Ainda sem evidências se derivaram da Conferência, duas iniciativas do fi nal do governo Lula pautaram a agenda da gestão de Dilma Rousseff na área das comunicações. A primeira foi a proposta de um novo marco regulatório, anseio antigo das entidades que lutam pela democratização da comunicação. O ministro das comunicações, Paulo Bernardo, chegou a prometer uma consulta pública sobre o assunto que até agora não tem previsão. Essa proposta tornou-se a principal bandeira da entidades que lutam pela democratização da comunicação este ano. A campanha “Para Expressar a Liberdade: uma nova lei para um novo tempo”, coordenada pelo Fórum Nacional pela Democratização da Comunicação (FNDC), vem pressionando o governo para deflagrar no Brasilprocesso semelhante à chamada Ley de Medios aprovada na Argentina.
O segundo projeto promovido pelo governo Lula foi o Programa Nacional de Banda Larga (PNBL). Inicialmente, o plano apostou na retomada da Telebrás como controladora da rede que reuniria as infraestruturas de fibra ótica de diversas estatais. No entanto, após a entrada de Paulo Bernardo, o PNBL aderiu à linha defendida pelas operadoras de telecomunicações de massificação do serviço por meio de desonerações fiscais.
Perigo
Nos últimos 10 anos, as gestões encabeçadas pelo PT e baseadas em amplas coalizões partidárias apresentaram uma postura amedrontada frente ao desafio de combater de fato o monopólio nos meios de comunicação e garantir que movimentos sociais e grupos historicamente alijados da esfera pública midiática pudessem difundir seus discursos.
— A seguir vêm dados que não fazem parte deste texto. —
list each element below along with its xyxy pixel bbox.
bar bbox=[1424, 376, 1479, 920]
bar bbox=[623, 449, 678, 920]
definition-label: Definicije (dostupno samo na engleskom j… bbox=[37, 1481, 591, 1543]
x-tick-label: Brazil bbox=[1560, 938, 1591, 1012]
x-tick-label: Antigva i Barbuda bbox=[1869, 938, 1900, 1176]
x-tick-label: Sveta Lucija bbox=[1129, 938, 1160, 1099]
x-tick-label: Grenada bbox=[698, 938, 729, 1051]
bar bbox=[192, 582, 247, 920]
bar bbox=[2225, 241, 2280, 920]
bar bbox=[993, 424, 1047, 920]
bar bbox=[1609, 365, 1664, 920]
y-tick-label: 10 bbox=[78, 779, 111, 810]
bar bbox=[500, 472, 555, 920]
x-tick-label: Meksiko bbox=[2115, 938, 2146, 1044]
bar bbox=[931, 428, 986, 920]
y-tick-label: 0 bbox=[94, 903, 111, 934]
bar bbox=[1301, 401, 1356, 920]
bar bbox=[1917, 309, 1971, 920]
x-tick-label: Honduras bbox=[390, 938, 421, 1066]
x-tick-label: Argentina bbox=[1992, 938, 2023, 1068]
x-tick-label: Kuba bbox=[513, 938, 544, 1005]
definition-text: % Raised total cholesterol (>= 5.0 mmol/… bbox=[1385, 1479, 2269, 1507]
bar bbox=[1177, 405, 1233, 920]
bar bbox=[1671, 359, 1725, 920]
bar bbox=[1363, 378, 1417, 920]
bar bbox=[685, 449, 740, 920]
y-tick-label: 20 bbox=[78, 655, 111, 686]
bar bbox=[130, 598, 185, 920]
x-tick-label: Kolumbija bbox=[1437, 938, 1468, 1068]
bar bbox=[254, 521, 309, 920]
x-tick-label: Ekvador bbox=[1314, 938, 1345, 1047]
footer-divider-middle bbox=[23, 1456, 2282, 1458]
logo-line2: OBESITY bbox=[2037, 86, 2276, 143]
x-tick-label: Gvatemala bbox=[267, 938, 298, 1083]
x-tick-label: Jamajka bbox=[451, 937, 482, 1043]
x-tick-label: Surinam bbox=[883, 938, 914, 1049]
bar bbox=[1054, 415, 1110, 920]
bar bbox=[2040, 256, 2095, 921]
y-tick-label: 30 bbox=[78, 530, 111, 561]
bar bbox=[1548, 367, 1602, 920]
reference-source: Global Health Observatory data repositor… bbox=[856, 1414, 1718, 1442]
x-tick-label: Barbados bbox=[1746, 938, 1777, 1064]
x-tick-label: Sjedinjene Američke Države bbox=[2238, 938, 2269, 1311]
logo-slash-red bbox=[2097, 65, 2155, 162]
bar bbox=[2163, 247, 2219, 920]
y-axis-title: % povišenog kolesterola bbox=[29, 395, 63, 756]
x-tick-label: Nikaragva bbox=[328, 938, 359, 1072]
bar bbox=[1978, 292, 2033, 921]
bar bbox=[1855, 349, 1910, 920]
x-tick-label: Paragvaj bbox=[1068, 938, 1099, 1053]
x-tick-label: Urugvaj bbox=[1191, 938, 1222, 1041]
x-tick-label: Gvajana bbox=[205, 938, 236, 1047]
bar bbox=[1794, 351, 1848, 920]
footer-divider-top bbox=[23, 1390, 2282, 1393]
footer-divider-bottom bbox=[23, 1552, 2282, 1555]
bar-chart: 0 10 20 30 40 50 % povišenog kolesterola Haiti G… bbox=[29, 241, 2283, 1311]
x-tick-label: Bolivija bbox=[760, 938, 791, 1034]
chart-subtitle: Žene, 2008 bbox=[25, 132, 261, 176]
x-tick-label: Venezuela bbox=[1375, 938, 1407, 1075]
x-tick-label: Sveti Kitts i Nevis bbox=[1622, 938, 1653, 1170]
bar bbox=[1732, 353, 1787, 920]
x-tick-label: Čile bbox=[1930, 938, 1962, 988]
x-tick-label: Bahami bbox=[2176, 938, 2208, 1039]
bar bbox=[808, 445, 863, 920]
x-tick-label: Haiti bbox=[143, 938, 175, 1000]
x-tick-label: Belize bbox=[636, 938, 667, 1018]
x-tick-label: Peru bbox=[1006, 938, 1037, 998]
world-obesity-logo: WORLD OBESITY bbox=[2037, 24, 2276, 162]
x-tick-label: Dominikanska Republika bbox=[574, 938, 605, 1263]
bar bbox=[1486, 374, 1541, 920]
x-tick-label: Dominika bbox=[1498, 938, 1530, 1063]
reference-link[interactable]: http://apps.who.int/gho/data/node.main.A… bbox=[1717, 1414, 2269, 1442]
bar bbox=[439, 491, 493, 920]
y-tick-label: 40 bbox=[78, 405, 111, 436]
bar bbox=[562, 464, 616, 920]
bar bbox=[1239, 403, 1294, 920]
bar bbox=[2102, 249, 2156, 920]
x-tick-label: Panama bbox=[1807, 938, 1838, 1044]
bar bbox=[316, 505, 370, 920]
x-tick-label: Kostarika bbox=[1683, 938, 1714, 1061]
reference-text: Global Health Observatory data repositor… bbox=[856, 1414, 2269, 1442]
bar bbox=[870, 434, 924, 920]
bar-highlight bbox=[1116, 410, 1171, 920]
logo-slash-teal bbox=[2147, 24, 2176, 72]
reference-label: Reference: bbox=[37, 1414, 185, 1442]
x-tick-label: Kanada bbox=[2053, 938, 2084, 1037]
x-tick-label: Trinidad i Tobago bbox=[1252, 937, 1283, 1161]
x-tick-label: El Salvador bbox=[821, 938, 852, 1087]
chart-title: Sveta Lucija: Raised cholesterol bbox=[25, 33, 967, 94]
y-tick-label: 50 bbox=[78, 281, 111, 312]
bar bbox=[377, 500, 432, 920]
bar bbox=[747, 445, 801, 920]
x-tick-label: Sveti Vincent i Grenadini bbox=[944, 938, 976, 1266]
O poder político e econômico dos conglomerados foi fundamental para que iniciativas democratizantes não fossem levadas à cabo e para que o governo chancelasse a reorganização do marco regulatório do setor segundo a orientação do mercado.
Enquanto os veículos de comunicação comerciais se constituem como ator central do bloco conservador no país, a gestão de Dilma opta por não enfrentar a questão do monopólio no setor e segue engavetando a proposta de um novo marco regulatório para a mídia iniciada de forma tardia pela segunda gestão de Lula e apoiada pela sociedade civil. Essa ‘armadilha do medo’ pode custar caro ao próprio governo Dilma e à democracia brasileira.